>>Henry Blodget (born 1966) is an American former equity research analyst, currently banned from the securities industry, who was senior Internet analyst for CIBC Oppenheimer during the dot-com bubble and the head of the global Internet research team at Merrill Lynch. Blodget is now the editor and CEO of The Business Insider, a business news and analysis site, and a host of Yahoo Daily Ticker, a finance show on Yahoo.
>>Blodget received a Bachelor of Arts degree from Yale University and began his career as a freelance journalist and was a proofreader for Harper's Magazine. In 1994, Blodget joined the corporate finance training program at Prudential Securities, and, two years later, moved to Oppenheimer & Co. in equity research. In October 1998, he predicted that Amazon.com's stock price would hit a pre-split price of $400 (which it did a month later, gaining 128%).
>>This call received significant media attention, and, two months later, he accepted a position at Merrill Lynch. In early 2000, days before the dot-com bubble burst, Blodget personally invested $700,000 in tech stocks, only to lose most of it in the years that followed. In 2001, he accepted a buyout offer from Merrill Lynch and left the firm.

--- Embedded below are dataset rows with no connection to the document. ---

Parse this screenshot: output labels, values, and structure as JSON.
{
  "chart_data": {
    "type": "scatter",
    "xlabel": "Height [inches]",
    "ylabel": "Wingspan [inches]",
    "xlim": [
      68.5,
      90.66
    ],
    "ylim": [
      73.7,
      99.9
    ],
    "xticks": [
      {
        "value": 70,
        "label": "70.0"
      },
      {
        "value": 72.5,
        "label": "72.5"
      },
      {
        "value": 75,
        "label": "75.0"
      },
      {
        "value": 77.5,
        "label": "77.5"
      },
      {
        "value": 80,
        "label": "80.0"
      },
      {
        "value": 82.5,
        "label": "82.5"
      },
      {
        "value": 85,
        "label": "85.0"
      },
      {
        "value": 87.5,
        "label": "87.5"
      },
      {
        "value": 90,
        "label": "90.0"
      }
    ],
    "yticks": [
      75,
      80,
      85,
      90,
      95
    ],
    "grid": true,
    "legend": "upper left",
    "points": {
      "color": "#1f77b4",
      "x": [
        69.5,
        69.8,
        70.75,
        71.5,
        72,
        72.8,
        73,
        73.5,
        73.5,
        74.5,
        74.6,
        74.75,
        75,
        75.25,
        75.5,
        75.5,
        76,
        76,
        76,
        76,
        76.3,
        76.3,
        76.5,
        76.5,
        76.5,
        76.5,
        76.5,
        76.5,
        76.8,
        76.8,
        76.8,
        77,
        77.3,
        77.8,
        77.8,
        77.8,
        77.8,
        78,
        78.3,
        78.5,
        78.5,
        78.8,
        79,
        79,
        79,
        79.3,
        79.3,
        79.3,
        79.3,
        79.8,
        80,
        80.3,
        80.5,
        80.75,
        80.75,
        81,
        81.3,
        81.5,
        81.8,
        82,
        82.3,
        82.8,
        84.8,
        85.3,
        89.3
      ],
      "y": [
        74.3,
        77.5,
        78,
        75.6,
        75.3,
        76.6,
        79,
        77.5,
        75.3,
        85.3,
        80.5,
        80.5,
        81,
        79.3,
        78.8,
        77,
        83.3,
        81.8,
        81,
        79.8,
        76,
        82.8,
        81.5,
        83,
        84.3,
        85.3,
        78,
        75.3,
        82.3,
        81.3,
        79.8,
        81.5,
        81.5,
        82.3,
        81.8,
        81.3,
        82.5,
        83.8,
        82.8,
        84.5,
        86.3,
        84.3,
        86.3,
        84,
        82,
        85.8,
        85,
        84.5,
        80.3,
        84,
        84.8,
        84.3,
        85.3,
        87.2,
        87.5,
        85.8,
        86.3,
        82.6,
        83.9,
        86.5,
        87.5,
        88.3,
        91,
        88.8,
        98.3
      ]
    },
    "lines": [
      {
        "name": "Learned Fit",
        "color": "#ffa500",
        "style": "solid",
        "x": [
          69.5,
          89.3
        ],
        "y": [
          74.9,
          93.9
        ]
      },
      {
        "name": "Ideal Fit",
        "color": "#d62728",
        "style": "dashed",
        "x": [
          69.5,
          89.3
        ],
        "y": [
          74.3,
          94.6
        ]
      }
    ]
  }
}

>>In 2002, then New York State Attorney General Eliot Spitzer, published Merrill Lynch e-mails in which Blodget gave assessments about stocks which conflicted with what was publicly published. In 2003, he was charged with civil securities fraud by the U.S. Securities and Exchange Commission. He agreed to a permanent ban from the securities industry and paid a $2 million fine plus a $2 million disgorgement."
This is what made me spit out my drink at the top of page 2
But that crash was a product of investors’ and analysts’ overexuberance (sorry!),
not evidence of a fundamental flaw in the tech industry’s start-up ecosystem.
Woah that guy replied to one of my tweets a few weeks ago and I had no idea who he was. Apparently that was a pretty awesome tweet reply, was wondering why my followers went up.
You should read this guy's story. Read his settlement. You might observe that the companies he was reporting on were far more deceptive than he was. He was but a pawn in their game. You might even conclude he was more or less the fall guy for some of the fraudulent individuals running those companies, who, if I'm not mistaken are still active in the industry and probably still taking on investments. Or you might not. It's worth reading anyways, as we make our way through another bubble.
I would also question the rest of the analysis as well.